O Direito Coletivo atua, porém, de maneira intensa sobre o Direito Individual do Trabalho, uma vez que é cenário de produção de um destacado universo de regras jurídicas, consubstanciado no conjunto de diplomas autônomos que compõem sua estrutura normativa (no Brasil, notadamente, a convenção coletiva e o acordo coletivo de trabalho). Desse modo, o Direito Coletivo do Trabalho pode alterar o conteúdo do Direito Individual do Trabalho, ao menos naqueles setores econômico-profissionais em que incidam seus específicos diplomas. Desde a Constituição de 1988, a propósito, ampliou-se o potencial criativo do Direito Coletivo do Trabalho, lançando ao estudioso a necessidade de pesquisar os critérios objetivos de convivência e assimilação entre as normas autônomas negociadas e as normas heterônomas tradicionais da ordem jurídica do País.

II Princípios especiais do direito coletivo — tipologia

O Direito Coletivo do Trabalho, enquanto segmento jurídico especializado, constitui um todo unitário, um sistema, composto de princípios, categorias e regras organicamente integradas entre si. Sua unidade — como em qualquer sistema — sela-se em função de um elemento básico, sem o qual seria impensável a existência do próprio sistema. Neste ramo jurídico a categoria básica centra-se na noção de relação jurídica coletiva, a que se acopla a de ser coletivo, presente em qualquer dos polos da relação jurídica nuclear deste Direito. Ser coletivo empresarial (com ou sem representação pelo respectivo sindicato) e ser coletivo obreiro, mediante as organizações coletivas da classe trabalhadora — especialmente os sindicatos.

Os princípios do Direito Coletivo do Trabalho constroem-se, desse modo, em torno da noção de ser coletivo e das prerrogativas e papéis assumidos por tais sujeitos no contexto de suas relações recíprocas e em face dos interesses que representam.

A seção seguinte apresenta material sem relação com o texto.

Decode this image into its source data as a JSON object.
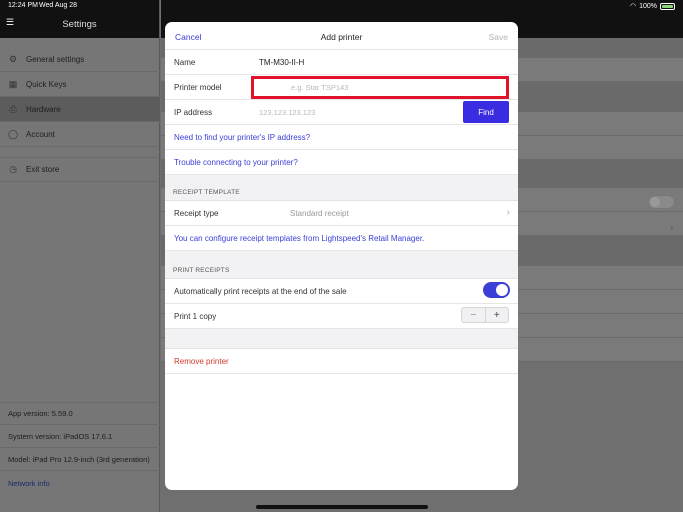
{
  "statusbar": {
    "time": "12:24 PM",
    "date": "Wed Aug 28",
    "battery": "100%"
  },
  "sidebar": {
    "title": "Settings",
    "items": [
      {
        "label": "General settings",
        "icon": "gear-icon",
        "glyph": "⚙"
      },
      {
        "label": "Quick Keys",
        "icon": "grid-icon",
        "glyph": "▦"
      },
      {
        "label": "Hardware",
        "icon": "printer-icon",
        "glyph": "⎙"
      },
      {
        "label": "Account",
        "icon": "user-icon",
        "glyph": "◯"
      },
      {
        "label": "Exit store",
        "icon": "clock-icon",
        "glyph": "◷"
      }
    ],
    "info": {
      "app_version": "App version: 5.59.0",
      "system_version": "System version: iPadOS 17.6.1",
      "model": "Model: iPad Pro 12.9-inch (3rd generation)",
      "network": "Network info"
    }
  },
  "modal": {
    "cancel": "Cancel",
    "title": "Add printer",
    "save": "Save",
    "name_label": "Name",
    "name_value": "TM-M30-II-H",
    "model_label": "Printer model",
    "model_placeholder": "e.g. Star TSP143",
    "ip_label": "IP address",
    "ip_placeholder": "123.123.123.123",
    "find": "Find",
    "find_ip_link": "Need to find your printer's IP address?",
    "trouble_link": "Trouble connecting to your printer?",
    "receipt_section": "RECEIPT TEMPLATE",
    "receipt_type_label": "Receipt type",
    "receipt_type_value": "Standard receipt",
    "configure_link": "You can configure receipt templates from Lightspeed's Retail Manager.",
    "print_section": "PRINT RECEIPTS",
    "auto_print_label": "Automatically print receipts at the end of the sale",
    "auto_print_on": true,
    "print_copy_label": "Print 1 copy",
    "minus": "−",
    "plus": "+",
    "remove": "Remove printer"
  },
  "colors": {
    "accent": "#3a3fd8",
    "find_button": "#3a2ce0",
    "highlight": "#e1122c",
    "danger": "#d33a2a"
  }
}
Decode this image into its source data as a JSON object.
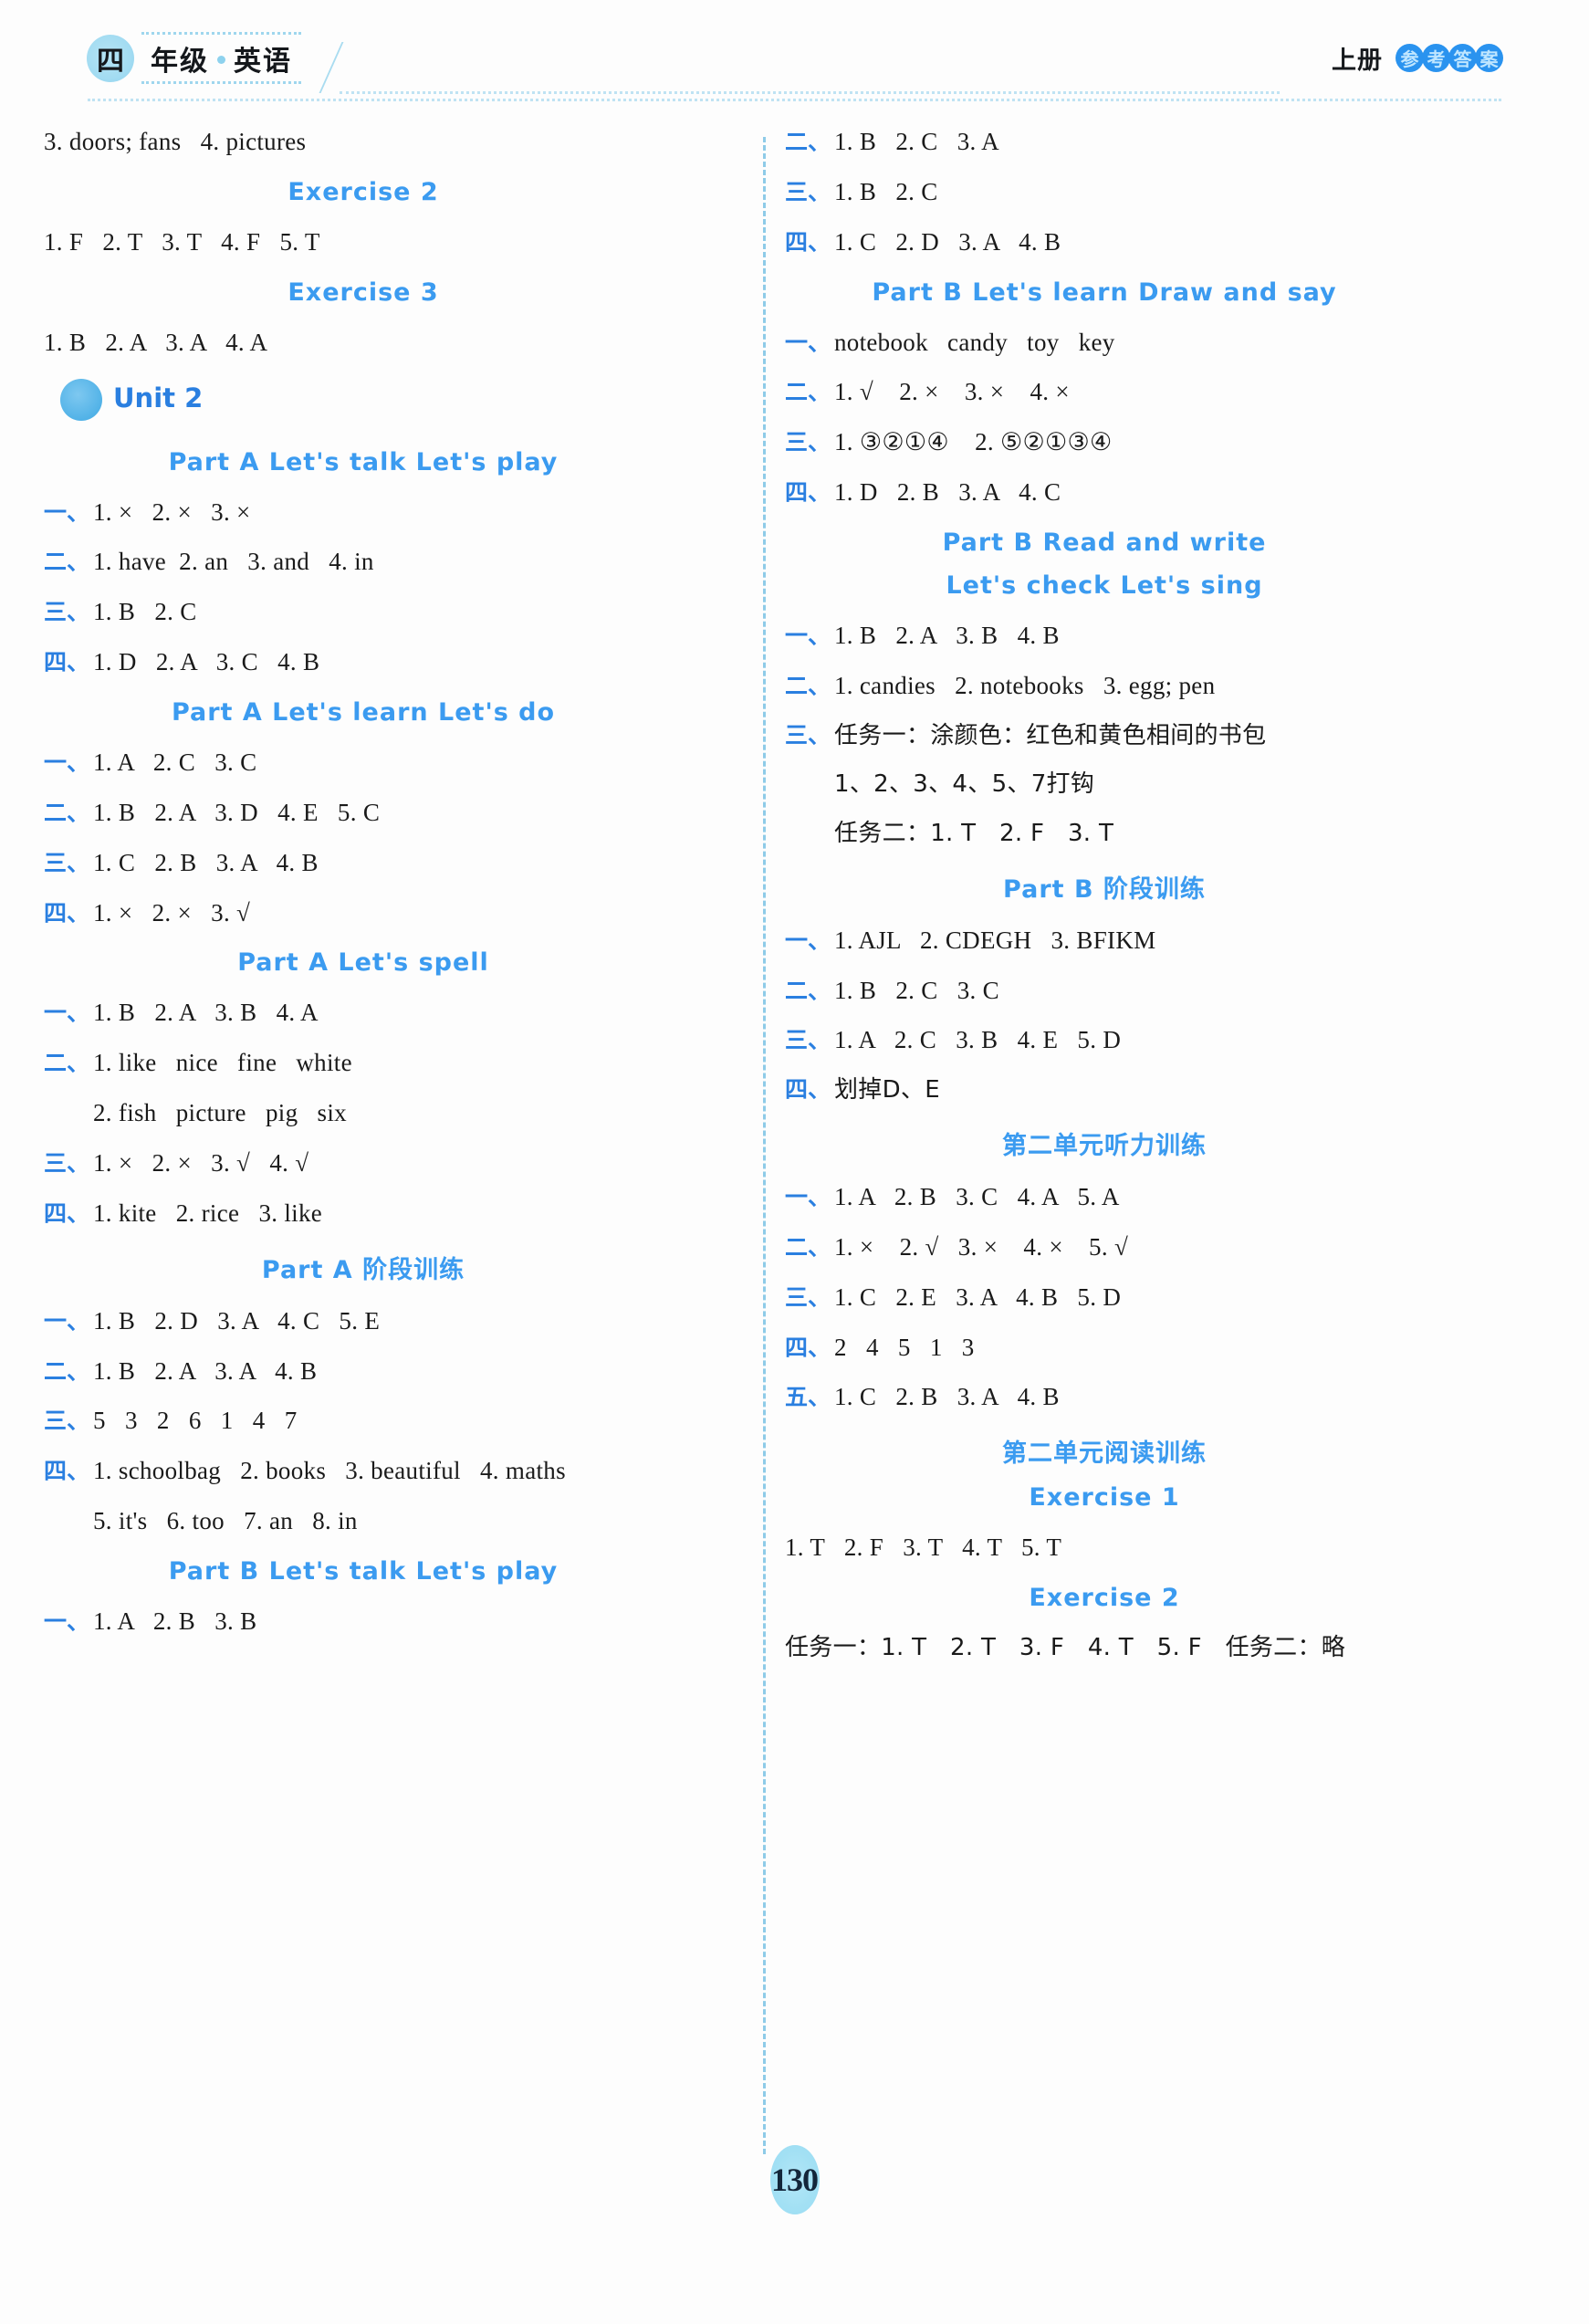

A tradição autoritária da história brasileira ao longo do século XX comprometeu, significativamente, o florescimento e maturação do Direito Coletivo no País. Isso levou até mesmo a que se chegasse a pensar (e teorizar) sobre a inexistência de princípios próprios ao Direito Coletivo. Esse viés teórico (compreensível, em vista da longa cristalização autoritária no plano das relações coletivas no Brasil) não deve prejudicar, contudo, hoje, o desvelamento dos princípios informativos do ramo coletivo negociado, uma vez que, desde a Constituição de 1988, essa pesquisa e revelação tornaram cruciais para o entendimento do novo Direito Coletivo do Trabalho em construção no País.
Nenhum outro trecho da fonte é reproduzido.